Reliance Insurance Companies v. Kilby

336 So. 2d 629 | Fla. Dist. Ct. App. | 1976

WALDEN, Judge.

We affirm an award of attorney fees.

The agreed appellate issue is:

Whether the trial court erred in awarding Kilby attorney’s fees in a proceeding for equitable distribution under Fla.Stat. § 627.736.

Appellant, Reliance Insurance Company, paid $778.86 as personal injury protection benefits to its insured, Thomas L. Kilby. The Kilby personal injury suit was settled for $5,700, whereupon Reliance filed a Notice of Lien on account of the PIP benefits paid.

Kilby and Reliance being unable to negotiate a settlement, Kilby filed a Motion For Equitable Distribution and Assessment of Attorney Fees.

This is important — Reliance prior to judicial decision demanded 80% of its total payout, or $623.09, in settlement. The trial court found that the true value of Kilby’s claim was $22,800 and that Reliance was entitled to only 18% of the PIP payments, or a total reimbursement of $138.24.

The trial court further found that a “dispute” between Kilby and Reliance had arisen necessitating court proceeding for its resolution under Fla.Stat. 627.736(3)(b) (1975). The court awarded Kilby’s attorney an attorney’s fee of $350 under authority of Fla.Stat. 627.736(8) (1975) and Fla.Stat. 627.428 (1975).

Reliance appeals. We affirm.

Reliance argues that, under the pertinent Florida Statutes, supra, a dispute is required, plus a judgment as a predicate for an award of an attorney fee. We disagree. It is our interpretation that only a dispute is required and we feel that the award of an attorney fee here is justified and authorized by Catches v. Government Employees *631Insurance Company, 318 So.2d 552 (1st DCA Fla.1975); White v. Reserve Insurance Company, 299 So.2d 661 (1st DCA Fla.1974).

Reliance seeks to distinguish Catches because there the carrier had demanded 100% reimbursement, while here the demand was for only 80%. In Catches the court said by demanding 100% the carrier was, in effect, denying a material obligation of coverage to its insured. We feel that in the instant case Reliance, by demanding 80% reimbursement when it was only entitled to 18%, did, as in Catches, deny a material obligation of coverage to its insured. Because of this denial Kilby is entitled to an award of an attorney fee under Fla.Stat. 627.428(1) (1975).

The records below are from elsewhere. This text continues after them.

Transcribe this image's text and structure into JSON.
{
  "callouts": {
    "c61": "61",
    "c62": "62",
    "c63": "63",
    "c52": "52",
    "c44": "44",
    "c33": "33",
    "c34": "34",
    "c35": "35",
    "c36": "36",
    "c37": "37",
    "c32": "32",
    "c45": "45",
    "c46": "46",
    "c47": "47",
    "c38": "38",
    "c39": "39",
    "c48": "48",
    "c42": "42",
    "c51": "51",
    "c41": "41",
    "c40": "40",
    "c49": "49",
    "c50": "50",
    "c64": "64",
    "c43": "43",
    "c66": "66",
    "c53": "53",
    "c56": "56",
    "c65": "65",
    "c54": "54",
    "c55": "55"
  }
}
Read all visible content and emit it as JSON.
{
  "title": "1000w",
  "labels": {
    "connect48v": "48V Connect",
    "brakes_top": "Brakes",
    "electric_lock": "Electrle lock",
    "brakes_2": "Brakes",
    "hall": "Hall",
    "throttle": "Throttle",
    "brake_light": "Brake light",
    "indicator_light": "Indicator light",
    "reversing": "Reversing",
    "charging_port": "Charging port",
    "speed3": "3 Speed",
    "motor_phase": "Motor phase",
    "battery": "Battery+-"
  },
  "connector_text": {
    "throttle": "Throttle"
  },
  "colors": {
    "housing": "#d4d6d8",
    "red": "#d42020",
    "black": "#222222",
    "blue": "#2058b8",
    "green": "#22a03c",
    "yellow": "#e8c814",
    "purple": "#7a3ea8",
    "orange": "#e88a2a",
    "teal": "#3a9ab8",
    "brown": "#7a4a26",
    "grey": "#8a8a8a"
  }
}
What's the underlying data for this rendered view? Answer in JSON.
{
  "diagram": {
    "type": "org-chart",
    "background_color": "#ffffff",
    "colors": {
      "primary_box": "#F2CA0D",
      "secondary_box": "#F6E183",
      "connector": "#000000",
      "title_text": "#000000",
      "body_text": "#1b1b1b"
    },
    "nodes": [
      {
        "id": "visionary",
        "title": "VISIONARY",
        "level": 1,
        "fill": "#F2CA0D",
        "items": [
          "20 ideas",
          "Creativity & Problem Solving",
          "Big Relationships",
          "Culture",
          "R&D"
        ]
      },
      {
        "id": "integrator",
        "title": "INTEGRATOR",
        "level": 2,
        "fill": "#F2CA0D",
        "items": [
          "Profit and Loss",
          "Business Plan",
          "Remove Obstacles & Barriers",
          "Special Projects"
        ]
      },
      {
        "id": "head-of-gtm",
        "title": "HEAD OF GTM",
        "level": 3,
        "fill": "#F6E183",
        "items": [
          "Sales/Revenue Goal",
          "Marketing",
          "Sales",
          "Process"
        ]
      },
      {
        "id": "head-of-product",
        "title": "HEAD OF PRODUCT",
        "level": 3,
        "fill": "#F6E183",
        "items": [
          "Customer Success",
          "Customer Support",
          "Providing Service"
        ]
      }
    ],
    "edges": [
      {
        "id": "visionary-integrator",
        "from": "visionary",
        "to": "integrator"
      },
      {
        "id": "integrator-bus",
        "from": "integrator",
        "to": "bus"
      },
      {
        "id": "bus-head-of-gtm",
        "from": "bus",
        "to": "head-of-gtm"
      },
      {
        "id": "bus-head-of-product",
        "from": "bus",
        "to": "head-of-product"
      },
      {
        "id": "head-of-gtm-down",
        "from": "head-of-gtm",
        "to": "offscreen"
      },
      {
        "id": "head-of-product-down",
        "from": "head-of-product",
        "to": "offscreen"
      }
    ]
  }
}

We would also adopt and repeat the caution found in Catches,

“We do not hold that an insurer, who in good faith negotiates with its insured as to the ‘equitable distribution’ of sums recovered from a tort-feasor, is liable for attorney’s fees when the insured pursues judicial relief.” 318 So.2d 552 at 553.

In the practical operation of equitable distribution of PIP benefits, we would suppose and hope that the insurer and insured, negotiating in good faith, would in most instances be able to amicably settle on an agreed apportionment without judicial help. However, we recognize that there may be problems in the everyday working relationship between the mentioned statutes and the Catches decision.

To begin with, as illustrated by the facts in the instant case, the amount of PIP benefits is often relatively small. With PIP benefits of $778.86 to be apportioned, it would make no economic sense for the insured to seek judicial apportionment if the insured must pay his own attorney fee. The fees could very well equal or surpass the award of benefits. After all, the legal work of demonstrating the value of the claim falls on the insured. So, if an insured is not to receive an award of attorney fees, he or she is left to the mercy and dictates of the insurer in the amounts of apportionment.

On the other nand, it would be an equally unfair application and interpretation to allow every insured an attorney fee upon the mere filing of a motion for equitable distribution, regardless of the good faith efforts of the insurer.

And so it is our view that an insured is entitled to an award of attorney fees when the insurer refuses or fails to negotiate in good faith. We further feel that the trier of the fact can gauge that good faith or lack thereof by the percentage imbalance between that amount demanded and that judicially awarded to the insurer. Where, as here, the difference is gross, it is our judgment that the trial court was correct in finding a dispute and awarding fees.

AFFIRMED.

ALDERMAN, J., and DAKAN, STEPHEN L., Associate Judge, concur.